Классовые общества с индивидуалистическими мифологиями увековечивают эти проблемы. В таких обществах каждый знает или, по крайней мере, подозревает, что они недостаточно хороши, что они не соответствуют высоким стандартам, которые их общество поддерживает. По этой причине большая часть жизни – игра социальной осмотрительности, где люди пытаются улучшить то, что они заявили. Как правило, есть зависть к высокопоставленному, удивлению внутренним качествам, которыми они обладают, и зрителю не хватает. Нисходящие взгляды часто включают компенсацию, особенно тех, что находятся ниже. Предположительно, у тех далеких других есть личные качества, которых следует избегать. В этом контексте чувство вины и стыда – молчаливые увещевания, предостережения о том, как далеко может упасть большинство из нас.

Традиционные общества подчеркивают стыд в своем коллективном смысле, презираемую группу или касту, группу или расу, которая должна оставаться на месте. Постепенно современный мир переносит это дело на людей. Обвиняемый помечен как наркоман, прелюбодей, растратчик или ребенок-растлитель из-за выбора, который они сделали. Какое бы то ни было точное обозначение, оно наводняет все свое существо.

Посредством таких огней смущение можно рассматривать как опустошенные ситуации, вину, как опустошенные действия, и позор, как опустошенные лица. Как любой из этих повреждений может быть признан полезным?

Представьте себе общество, где таких условий не существует? Это означало бы мир, в котором люди поступают так, как они пожелают, без учета мнений своих товарищей. Неизбежные люди могут изнасиловать, ограбить и напасть. Их единственная забота – это защитные ответы тех, кого они оскорбляют. Они будут жить в страхе перед классом хищников.

Вместо этого эти эмоции служат тормозами антисоциального поведения. Они усиливают идею о том, что мы – существа, которые зависят друг от друга. Мы не ведем себя так, как мы, потому что опасаемся немедленного наказания, а потому, что признаем, что наше понимание того, кто мы, связано с коллективным участием. «Я» – такая же социальная, как психологическая конструкция. Без признаний других мы считаем мало.

Поэт и драматург Бертольд Брехт предупреждали, что великая опасность для современных людей – и, конечно же, для Германии в эпоху фашистского продвижения – это «незрелый бровь». Современным людям предлагается жить в небольших актах удовольствия.
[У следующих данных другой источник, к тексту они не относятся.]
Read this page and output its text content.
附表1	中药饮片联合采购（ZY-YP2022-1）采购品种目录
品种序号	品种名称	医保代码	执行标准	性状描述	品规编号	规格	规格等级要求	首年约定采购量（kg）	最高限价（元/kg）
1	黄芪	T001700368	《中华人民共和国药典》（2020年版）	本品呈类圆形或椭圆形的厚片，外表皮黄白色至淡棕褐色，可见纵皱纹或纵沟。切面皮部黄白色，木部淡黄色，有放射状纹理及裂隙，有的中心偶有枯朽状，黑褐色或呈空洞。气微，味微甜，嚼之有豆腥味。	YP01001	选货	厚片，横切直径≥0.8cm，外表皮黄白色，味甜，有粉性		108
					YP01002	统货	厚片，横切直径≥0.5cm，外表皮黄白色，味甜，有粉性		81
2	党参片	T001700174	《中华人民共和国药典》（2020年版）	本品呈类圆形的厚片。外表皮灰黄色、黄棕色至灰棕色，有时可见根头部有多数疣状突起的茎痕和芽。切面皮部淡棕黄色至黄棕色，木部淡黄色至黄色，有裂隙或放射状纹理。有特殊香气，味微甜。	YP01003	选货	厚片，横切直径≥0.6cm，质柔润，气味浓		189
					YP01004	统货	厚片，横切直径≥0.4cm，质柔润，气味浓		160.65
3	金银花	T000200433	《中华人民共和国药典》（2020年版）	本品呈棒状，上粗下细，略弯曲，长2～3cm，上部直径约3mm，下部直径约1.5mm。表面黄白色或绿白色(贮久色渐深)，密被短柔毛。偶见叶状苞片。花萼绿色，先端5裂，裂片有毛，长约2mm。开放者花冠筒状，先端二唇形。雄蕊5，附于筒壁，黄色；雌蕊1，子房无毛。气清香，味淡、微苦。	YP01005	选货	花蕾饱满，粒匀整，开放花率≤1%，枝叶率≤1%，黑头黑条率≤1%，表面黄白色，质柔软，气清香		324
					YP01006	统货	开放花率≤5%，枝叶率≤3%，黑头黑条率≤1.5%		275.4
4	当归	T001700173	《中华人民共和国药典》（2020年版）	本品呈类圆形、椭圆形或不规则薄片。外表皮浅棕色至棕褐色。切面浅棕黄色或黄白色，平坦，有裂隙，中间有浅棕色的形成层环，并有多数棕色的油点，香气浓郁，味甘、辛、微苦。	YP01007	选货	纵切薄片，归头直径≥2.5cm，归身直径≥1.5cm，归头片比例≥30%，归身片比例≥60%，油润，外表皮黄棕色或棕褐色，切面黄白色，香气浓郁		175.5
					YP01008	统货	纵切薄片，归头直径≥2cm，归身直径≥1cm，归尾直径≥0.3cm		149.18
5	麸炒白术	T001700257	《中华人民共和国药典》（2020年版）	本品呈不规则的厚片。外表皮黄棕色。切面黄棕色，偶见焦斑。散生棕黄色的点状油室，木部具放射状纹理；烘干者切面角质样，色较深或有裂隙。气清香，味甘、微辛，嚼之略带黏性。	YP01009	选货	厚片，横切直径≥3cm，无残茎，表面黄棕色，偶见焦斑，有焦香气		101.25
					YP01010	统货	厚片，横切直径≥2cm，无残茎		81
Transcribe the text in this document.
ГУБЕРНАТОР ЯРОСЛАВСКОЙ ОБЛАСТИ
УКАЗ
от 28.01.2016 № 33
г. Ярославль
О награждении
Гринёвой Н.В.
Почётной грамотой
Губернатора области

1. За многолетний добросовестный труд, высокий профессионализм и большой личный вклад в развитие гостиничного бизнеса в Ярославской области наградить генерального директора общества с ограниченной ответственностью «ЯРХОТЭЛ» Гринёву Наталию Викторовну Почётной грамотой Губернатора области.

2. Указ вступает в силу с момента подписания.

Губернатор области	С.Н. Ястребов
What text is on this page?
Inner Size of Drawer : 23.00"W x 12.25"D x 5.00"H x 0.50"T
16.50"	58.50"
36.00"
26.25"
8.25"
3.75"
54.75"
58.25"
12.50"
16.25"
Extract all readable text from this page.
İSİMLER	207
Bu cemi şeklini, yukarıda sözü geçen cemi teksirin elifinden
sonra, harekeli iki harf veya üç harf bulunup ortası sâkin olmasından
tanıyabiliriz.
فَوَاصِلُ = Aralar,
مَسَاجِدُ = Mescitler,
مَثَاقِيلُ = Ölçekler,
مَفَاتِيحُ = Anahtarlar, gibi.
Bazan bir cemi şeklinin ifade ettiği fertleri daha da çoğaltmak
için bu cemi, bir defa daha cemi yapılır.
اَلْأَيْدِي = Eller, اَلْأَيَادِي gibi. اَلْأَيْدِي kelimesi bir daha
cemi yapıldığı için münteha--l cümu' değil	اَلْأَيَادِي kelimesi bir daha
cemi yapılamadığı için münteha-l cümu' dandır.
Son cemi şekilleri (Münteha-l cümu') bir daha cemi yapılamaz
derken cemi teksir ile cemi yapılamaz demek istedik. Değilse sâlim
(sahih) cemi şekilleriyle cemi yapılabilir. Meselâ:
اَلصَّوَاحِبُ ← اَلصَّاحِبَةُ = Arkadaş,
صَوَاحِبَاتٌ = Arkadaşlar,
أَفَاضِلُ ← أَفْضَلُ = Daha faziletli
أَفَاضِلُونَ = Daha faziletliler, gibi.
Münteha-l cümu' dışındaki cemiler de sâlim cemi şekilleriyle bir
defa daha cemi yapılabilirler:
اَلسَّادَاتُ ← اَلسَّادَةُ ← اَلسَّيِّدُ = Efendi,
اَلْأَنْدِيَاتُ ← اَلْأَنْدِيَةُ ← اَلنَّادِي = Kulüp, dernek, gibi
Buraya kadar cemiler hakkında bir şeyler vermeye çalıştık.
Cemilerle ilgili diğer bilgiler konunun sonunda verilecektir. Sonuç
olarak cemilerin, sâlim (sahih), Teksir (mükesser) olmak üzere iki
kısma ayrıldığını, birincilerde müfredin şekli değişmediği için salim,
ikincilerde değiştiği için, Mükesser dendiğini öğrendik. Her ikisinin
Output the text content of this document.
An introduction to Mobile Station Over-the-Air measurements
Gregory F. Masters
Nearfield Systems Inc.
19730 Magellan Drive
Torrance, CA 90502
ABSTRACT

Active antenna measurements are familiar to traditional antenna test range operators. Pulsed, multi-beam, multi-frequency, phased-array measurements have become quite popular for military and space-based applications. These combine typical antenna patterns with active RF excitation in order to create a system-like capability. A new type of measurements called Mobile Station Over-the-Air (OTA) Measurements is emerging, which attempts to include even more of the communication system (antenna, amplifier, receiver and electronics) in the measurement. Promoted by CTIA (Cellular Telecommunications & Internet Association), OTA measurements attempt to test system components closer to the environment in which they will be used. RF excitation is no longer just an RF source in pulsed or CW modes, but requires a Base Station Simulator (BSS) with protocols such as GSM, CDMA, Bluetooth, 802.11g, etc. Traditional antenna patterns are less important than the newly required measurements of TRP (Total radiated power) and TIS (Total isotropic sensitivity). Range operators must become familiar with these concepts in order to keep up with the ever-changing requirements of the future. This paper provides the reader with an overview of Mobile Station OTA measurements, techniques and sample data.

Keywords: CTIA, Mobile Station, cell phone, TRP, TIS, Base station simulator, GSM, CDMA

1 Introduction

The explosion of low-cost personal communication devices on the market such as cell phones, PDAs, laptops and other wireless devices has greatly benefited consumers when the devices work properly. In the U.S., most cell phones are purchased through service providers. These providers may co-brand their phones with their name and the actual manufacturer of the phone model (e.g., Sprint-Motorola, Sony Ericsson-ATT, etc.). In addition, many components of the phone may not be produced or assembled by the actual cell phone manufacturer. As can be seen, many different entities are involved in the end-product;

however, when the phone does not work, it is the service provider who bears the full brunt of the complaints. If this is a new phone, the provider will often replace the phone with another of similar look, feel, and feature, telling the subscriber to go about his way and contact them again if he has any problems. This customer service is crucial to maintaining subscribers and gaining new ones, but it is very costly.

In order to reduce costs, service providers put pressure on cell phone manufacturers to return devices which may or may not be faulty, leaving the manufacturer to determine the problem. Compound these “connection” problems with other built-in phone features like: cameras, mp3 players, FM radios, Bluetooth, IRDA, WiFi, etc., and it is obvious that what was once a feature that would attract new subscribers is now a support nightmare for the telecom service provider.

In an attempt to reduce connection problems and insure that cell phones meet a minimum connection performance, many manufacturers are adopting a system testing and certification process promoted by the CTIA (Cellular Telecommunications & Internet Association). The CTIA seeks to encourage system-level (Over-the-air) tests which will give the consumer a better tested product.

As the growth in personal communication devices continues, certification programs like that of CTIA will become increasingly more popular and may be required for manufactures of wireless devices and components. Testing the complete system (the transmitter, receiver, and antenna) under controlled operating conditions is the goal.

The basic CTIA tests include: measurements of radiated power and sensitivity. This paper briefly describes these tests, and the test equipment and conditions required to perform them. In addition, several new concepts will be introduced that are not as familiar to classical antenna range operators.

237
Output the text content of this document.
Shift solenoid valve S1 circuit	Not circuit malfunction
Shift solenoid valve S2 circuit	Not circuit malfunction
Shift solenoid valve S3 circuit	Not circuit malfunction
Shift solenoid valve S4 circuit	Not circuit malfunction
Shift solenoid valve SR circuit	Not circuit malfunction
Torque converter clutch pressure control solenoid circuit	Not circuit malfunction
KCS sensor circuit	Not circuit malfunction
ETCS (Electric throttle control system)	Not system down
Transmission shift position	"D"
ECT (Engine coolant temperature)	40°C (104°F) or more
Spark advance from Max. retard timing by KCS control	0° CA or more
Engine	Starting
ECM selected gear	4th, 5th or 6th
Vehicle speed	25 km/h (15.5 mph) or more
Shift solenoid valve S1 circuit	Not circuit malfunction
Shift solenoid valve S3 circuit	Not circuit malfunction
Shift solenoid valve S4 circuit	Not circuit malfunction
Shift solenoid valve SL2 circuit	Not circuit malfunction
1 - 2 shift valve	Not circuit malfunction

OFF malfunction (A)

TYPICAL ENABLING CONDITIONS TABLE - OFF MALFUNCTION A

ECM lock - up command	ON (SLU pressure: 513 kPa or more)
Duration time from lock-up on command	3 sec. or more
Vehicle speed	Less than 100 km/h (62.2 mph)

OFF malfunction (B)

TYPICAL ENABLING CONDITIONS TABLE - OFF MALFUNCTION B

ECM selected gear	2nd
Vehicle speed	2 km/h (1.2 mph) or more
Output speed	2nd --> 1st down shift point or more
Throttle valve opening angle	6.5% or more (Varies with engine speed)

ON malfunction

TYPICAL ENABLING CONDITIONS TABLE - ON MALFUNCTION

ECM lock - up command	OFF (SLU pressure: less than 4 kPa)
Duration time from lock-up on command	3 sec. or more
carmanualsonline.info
Мораль теряет свои более широкие значения. Мало что является следствием вне экономики веселья. Успешная жизнь, или, как нам говорят, – это наполненная приобретениями – власть, собственность и «опыт».

Самость, которая усыхает таким образом, может обойти бедствия стыда и вины, возможно даже смущения. Для других людей, по крайней мере в этом отношении вещей, не имеет значения. Но большинство из нас не признало бы это чудовище должным образом человеческой жизнью.

Одно дело, и совершенно правильно, для маленького ребенка быть «без стыда». Другое для взрослого быть «бесстыдным», чтобы хорошо знать, что существуют разумные общественные стандарты поведения, а затем игнорировать или выставлять напоказ их , Наши коллективные «направления деятельности», наши возможности для сотрудничества, зависят от уважения других людей и ухаживания за их отношением. Смущение, чувство вины и стыд – это самопризнания, которые заставляют нас внимательно относиться к этим обязательствам.

Рекомендации

Эрик Эриксон. Детство и общество . Нью-Йорк: Нортон, 1963.

Эрвинг Гоффман. Ритуал взаимодействия: Очерки о поведении лицом к лицу . Garden City, Нью-Йорк: Doubleday Anchor, 1967.

Льюис, Хелен. Позор и вину в неврозе . Нью-Йорк: Международная премия университетов, 1971.

Шефф, Томас. Goffman Unbound! Новая парадигма для социальных наук . Boulder, CO: Paradigm, 2006.